Three years later, he was back in Columbia, S.C., as a member of the preventive medicine faculty at USC, where he would remain until arriving at UMMC on July 1 with his wife Beverly, a Long Beach native, their daughter, Catie, 11, and son, Jonathan. 8.
Mann brought with him a resume packed with achievements in research, particularly in these areas: risk factors for adverse pregnancy outcomes, the health of people with disabilities, and the epidemiology of mental health - especially the influence of religion and spirituality.
Among his other qualifications is his experience as director of USC's residency program in preventive medicine. Building the same kind of program here is a major priority.
Beech
Mann's accomplishments in residency education are "outstanding," said Dr. Bettina Beech, associate vice chancellor for population health and professor of pediatrics and family medicine, as are those in patient care and research.
"Dr. Mann will also be able to attract more physicians trained in preventive medicine as partners with the state Department of Health through that program.
"I'm thrilled to have the Department of Preventive Medicine re-established here. It's great to see folk who were trained here come back and catapult our mission."
Recruiting medical students to his specialty is one reason Mann wanted to come back to Jackson, he said. "The department can certainly impact the state's public health needs that way.
"Preventive medicine is probably not ever going to compete with the bigger specialties for numbers. But I can tell you that students are more aware than ever of the importance of prevention." That should mean a renewed interest in preventive medicine as a specialty, he said.
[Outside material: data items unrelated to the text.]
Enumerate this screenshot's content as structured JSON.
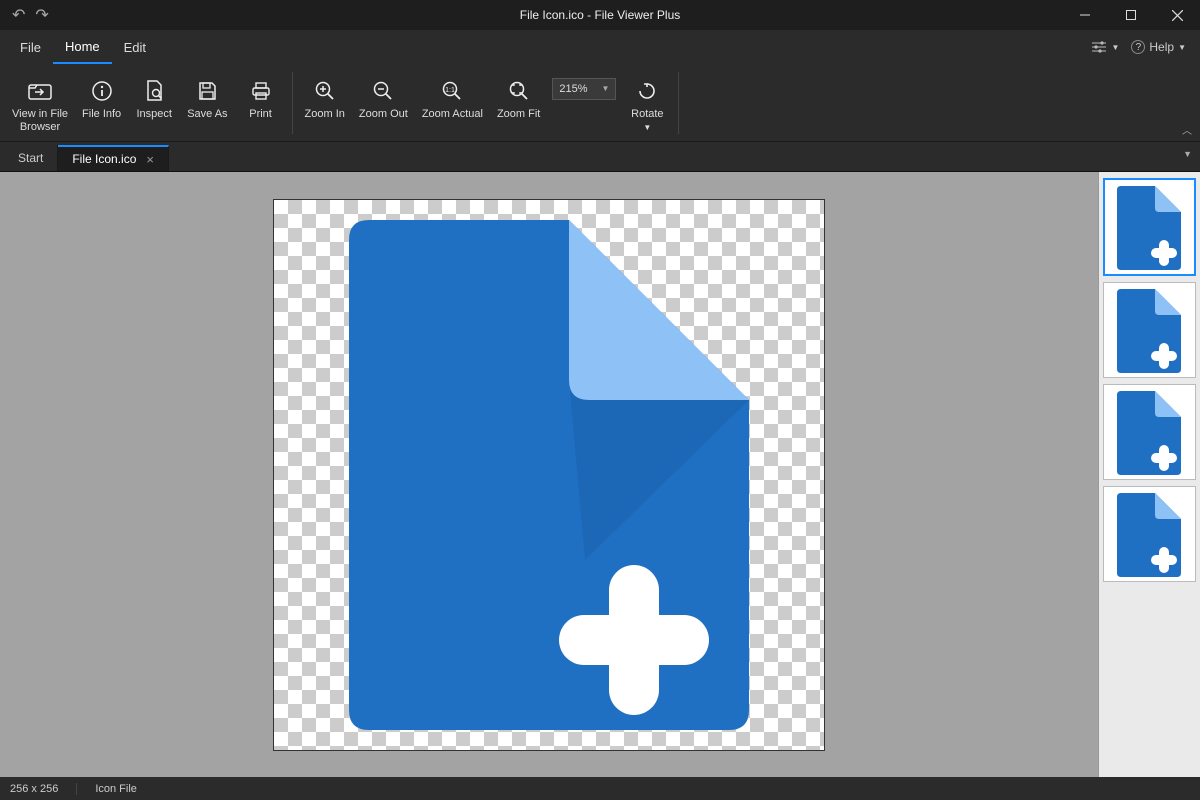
{
  "title": "File Icon.ico - File Viewer Plus",
  "menus": {
    "file": "File",
    "home": "Home",
    "edit": "Edit",
    "help": "Help"
  },
  "ribbon": {
    "view_in_file_browser": "View in File\nBrowser",
    "file_info": "File Info",
    "inspect": "Inspect",
    "save_as": "Save As",
    "print": "Print",
    "zoom_in": "Zoom In",
    "zoom_out": "Zoom Out",
    "zoom_actual": "Zoom Actual",
    "zoom_fit": "Zoom Fit",
    "zoom_value": "215%",
    "rotate": "Rotate"
  },
  "tabs": {
    "start": "Start",
    "file": "File Icon.ico"
  },
  "status": {
    "dimensions": "256 x 256",
    "type": "Icon File"
  }
}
Another reason Mann sought his new job: "I was very impressed with the institution's direction and with its growth since I left in 1996. I believe people are, and should be, proud of the Medical Center."
The son of a part-time minister, Mann will spend some of his free time attending his children's sports events and participating in church activities - "I've always really enjoyed singing in church and hope that I'll be able to do that here as well," he said.
He also regularly lifts weights and jogs. When it comes to prevention, he said, "I'm trying to live the talk."